For his part, Finnish Finance Minister Alexander Stubb even gave off an air of optimism that a solution to the Greek debt crisis could be found when the eurozone's finance ministers converge in Brussels for yet another Eurogroup meeting.
This optimism, however, was not reflected in comments from the European Commission or the Eurogroup.
""When proposals are declined, matters become more complicated," Jeroen Dijsselbloem told the Dutch press.
"The 'no' result widens the gap between Greece and other eurozone countries," said Valdis Dombrovskis.
He added that while the commission was ready to continue working with Greece, there were currently no negotiations on either the political or the technical level on a possible agreement on further financial aid to Greece.
While Greek Prime Minister Alexis Tsipras had already requested a new bail-out from the eurozone's bailout fund called the European Stability Mechanism or ESM, the Eurogroup had unanimously declined to discuss this proposal before the referendum.
German Finance Minister Wolfgang Schäuble said on Monday he was waiting for his Greek colleague to present a new proposal when the Eurogroup meets on Tuesday in Brussels.
Following the resignation of the controversial Yanis Varoufakis as finance minister, the former chief negotiator in bailout talks, Euclid Tsakalatos, will represent the Greek government as the new finance minister.
Greece in dire financial straits
Whatever a new proposal from Greece contains, it will need a fast decision as Greece's financial and economic situation is deteriorating quickly.
After negotiations had been dragging on for months, a second bail-out program expired last week on June 30, 2015, leaving Greece without financial assistance for the first time since the crisis began in May 2010.
Given its inability to tap into the remaining assets of the second bail-out, Greece has had to introduce capital controls limiting withdrawals of domestic card holders to 60 euros per day.
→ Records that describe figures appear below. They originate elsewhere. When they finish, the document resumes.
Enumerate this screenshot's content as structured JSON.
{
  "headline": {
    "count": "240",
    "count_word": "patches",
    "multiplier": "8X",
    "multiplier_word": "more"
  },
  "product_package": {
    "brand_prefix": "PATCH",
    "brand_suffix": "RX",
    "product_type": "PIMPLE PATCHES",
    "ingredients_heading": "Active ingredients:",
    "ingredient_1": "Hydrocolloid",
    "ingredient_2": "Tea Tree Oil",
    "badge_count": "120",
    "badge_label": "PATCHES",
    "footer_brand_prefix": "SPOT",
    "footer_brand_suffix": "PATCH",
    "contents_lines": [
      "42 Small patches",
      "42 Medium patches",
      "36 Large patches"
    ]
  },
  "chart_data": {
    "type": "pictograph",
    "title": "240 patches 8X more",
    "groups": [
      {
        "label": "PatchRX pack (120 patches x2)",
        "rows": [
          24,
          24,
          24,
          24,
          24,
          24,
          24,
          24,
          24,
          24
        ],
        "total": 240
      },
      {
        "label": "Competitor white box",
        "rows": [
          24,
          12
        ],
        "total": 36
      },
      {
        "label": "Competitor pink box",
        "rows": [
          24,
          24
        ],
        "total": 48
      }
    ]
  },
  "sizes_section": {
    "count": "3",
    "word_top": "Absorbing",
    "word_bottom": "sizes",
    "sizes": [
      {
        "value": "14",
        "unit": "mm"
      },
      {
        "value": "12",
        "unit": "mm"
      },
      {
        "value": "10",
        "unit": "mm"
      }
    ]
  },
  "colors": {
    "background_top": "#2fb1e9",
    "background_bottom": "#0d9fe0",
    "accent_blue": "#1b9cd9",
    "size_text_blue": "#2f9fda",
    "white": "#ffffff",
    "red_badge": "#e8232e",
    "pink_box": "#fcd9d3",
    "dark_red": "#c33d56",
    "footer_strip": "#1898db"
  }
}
Banks have been closed since last Monday , but were scheduled to open again this Tuesday, July 7. Reports suggest they will now stay closed until Wednesday.
Last Tuesday also saw Greece's defaulting on a roughly 1.6-billion-euro loan by the International Monetary Fund (IMF).
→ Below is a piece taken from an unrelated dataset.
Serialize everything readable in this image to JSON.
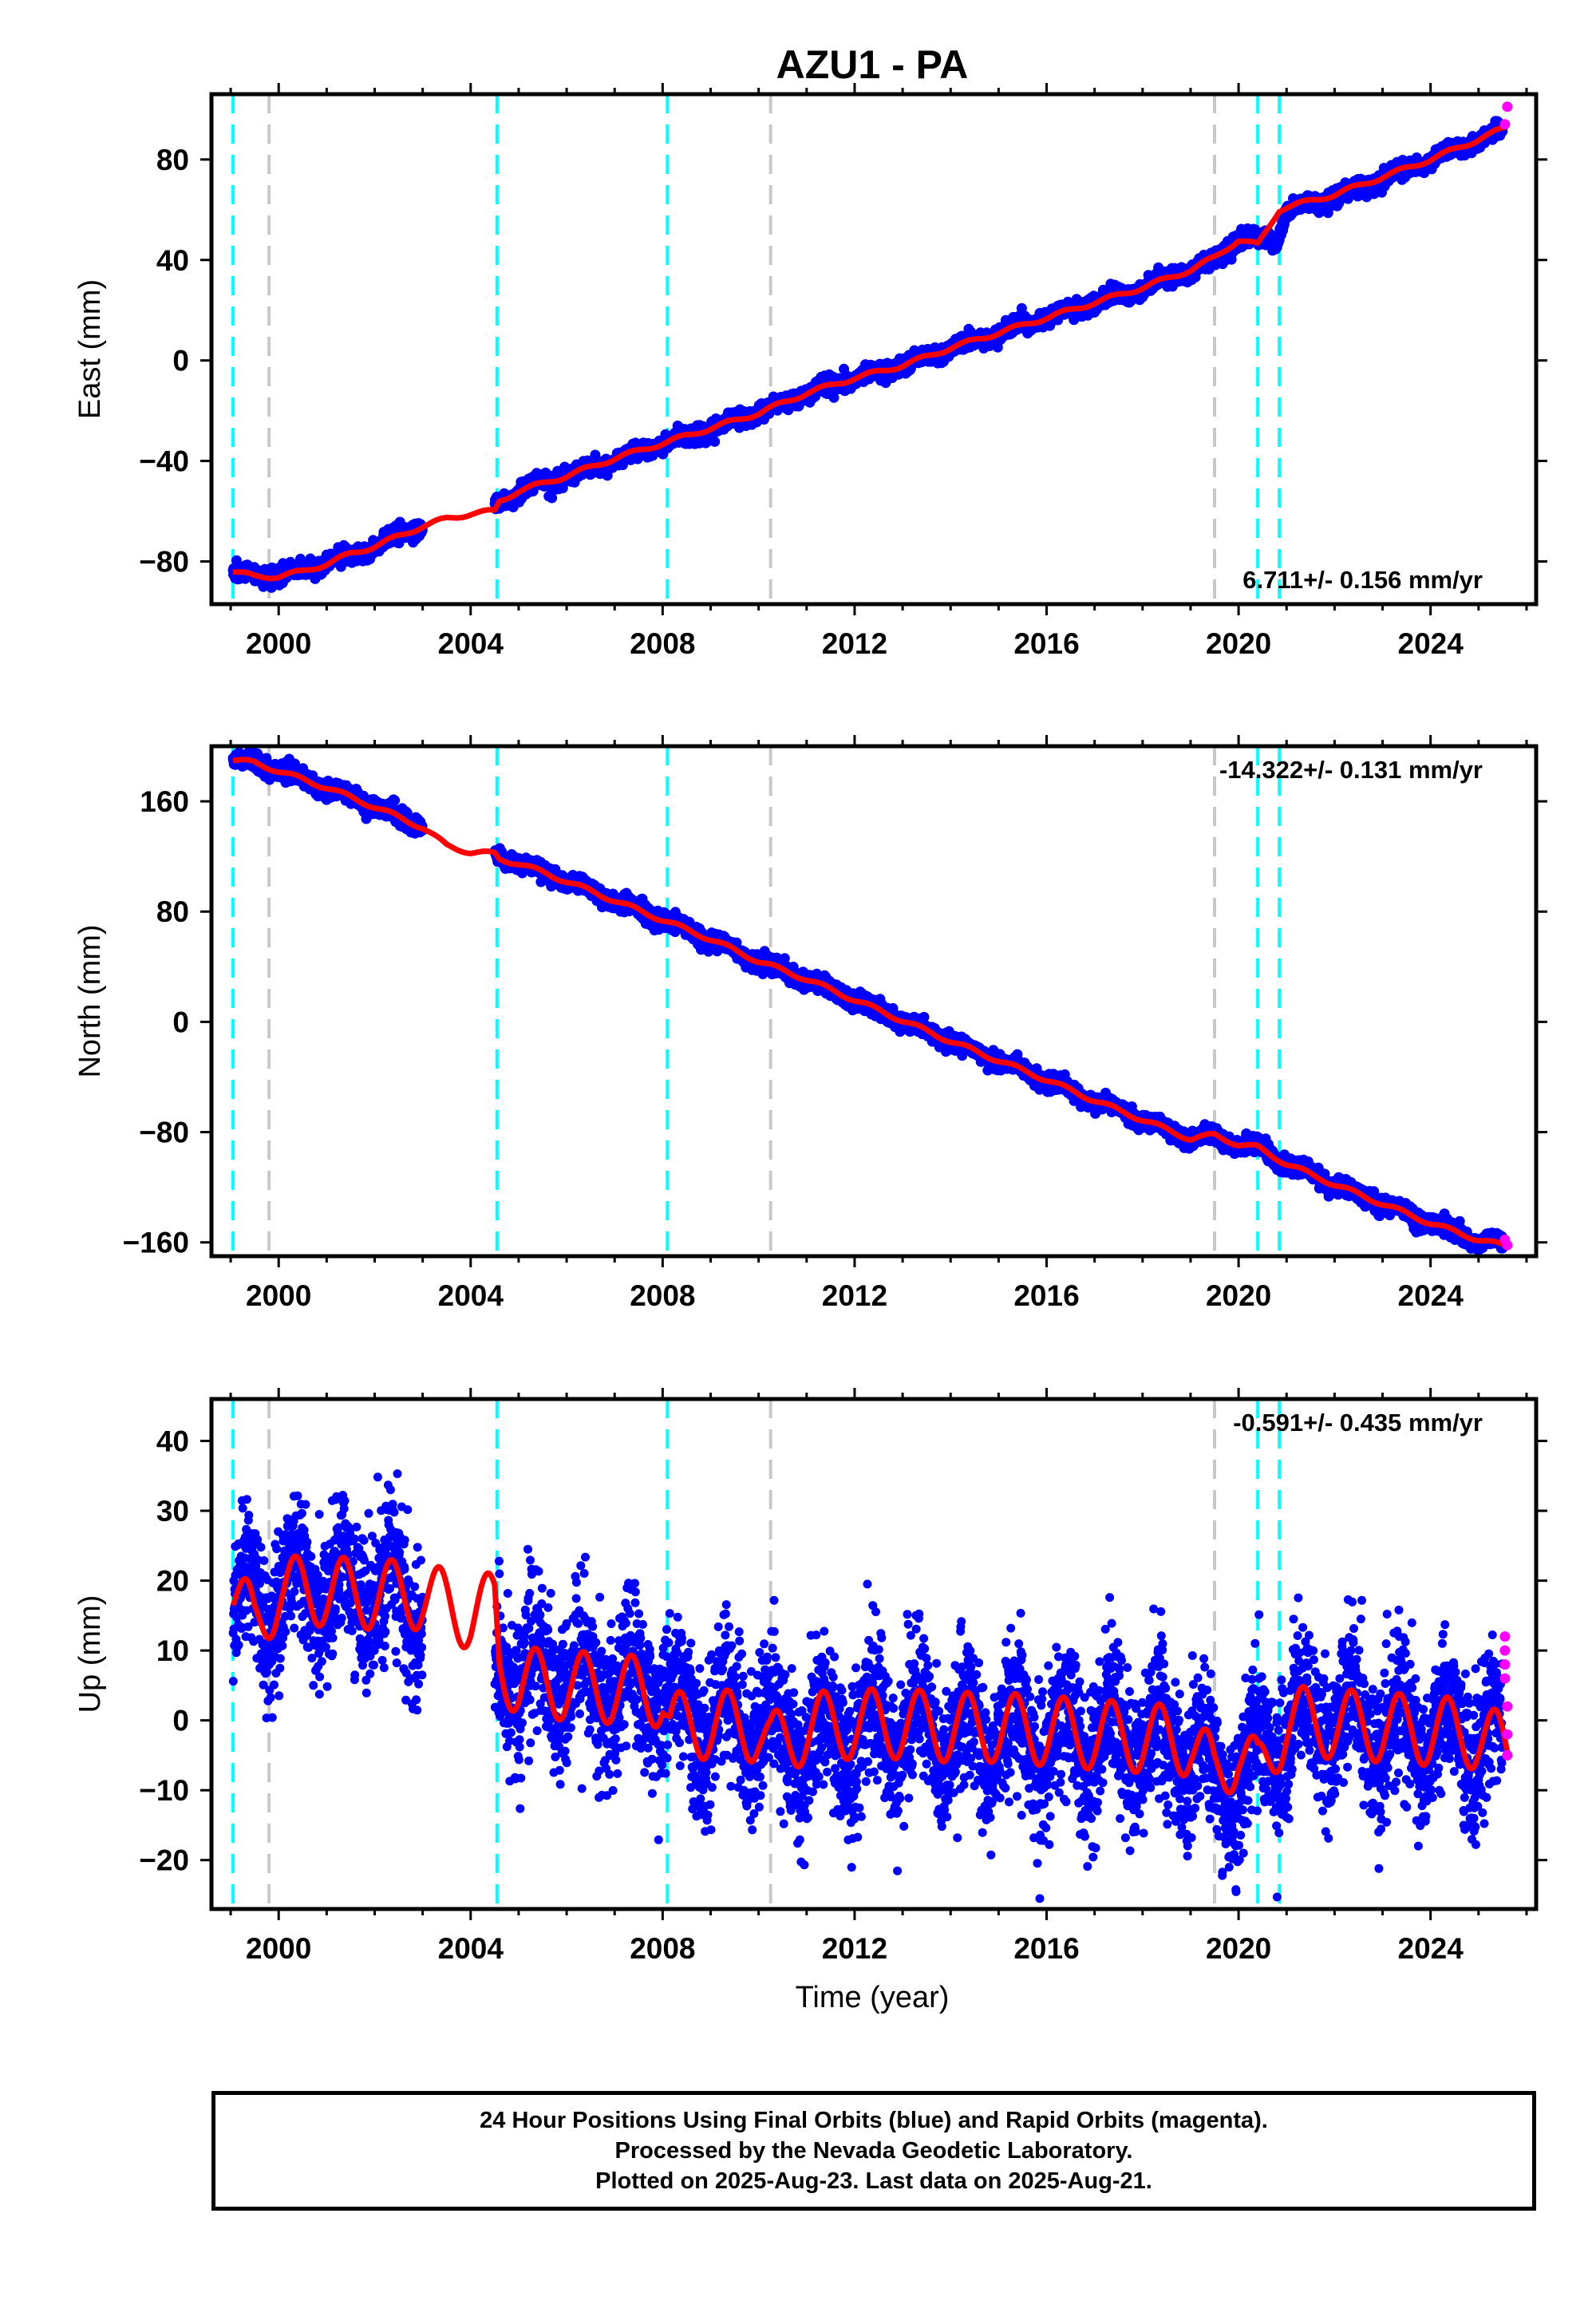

European Central Bank holding lifeline
Currently, it is the European Central Bank (ECB) that is holding the lifeline for Greek banks with "emergency liquidity assistance" or ELA. While the ECB has continuously increased this emergency cash, it has kept it at the level of 89 billion euros since the referendum was announced.
Assessments of how fast Greek banks would run out of cash once banks open again differ widely, with predictions ranging from a few days to several weeks.
"The use of capital controls gives Greek banks more than a month of liquidity, even if the ECB does not increase emergency liquidity assistance," Diego Valiante of the Center for European Policy Studies told Deutsche Welle.
Debt one divisive issue
Any new Greek proposal is likely to include the request for debt relief, or at least a restructuring of Greece's debt.
Greece has requested a so-called haircut for many months, and the government appeared to find vindication in a recent IMF report finding that Greece's public finances were unsustainable and a haircut would be necessary.
For other eurozone countries, a haircut has been out of the question.
"Spain also has very high debt," explains Pablo Rodriguez of Spain's El Mundo Newspaper. "If Greece got its haircut, the left-wing 'Podemos' party in Spain will try to exploit that for its own campaign be very happy to campaign on getting debt relief for Spain as well in the upcoming elections."
But Daniel Gros of the Center for European Policy Studies says a final agreement could include something that would in fact amount to a haircut even though it would not be called by that name.
"In political terms, the question is whether [in the upcoming meetings] a formula is found that Alexis Tsipras can use at home to say he achieved a haircut, and that at the same time German finance minister Wolfgang Schäuble can take back and say that there was no haircut."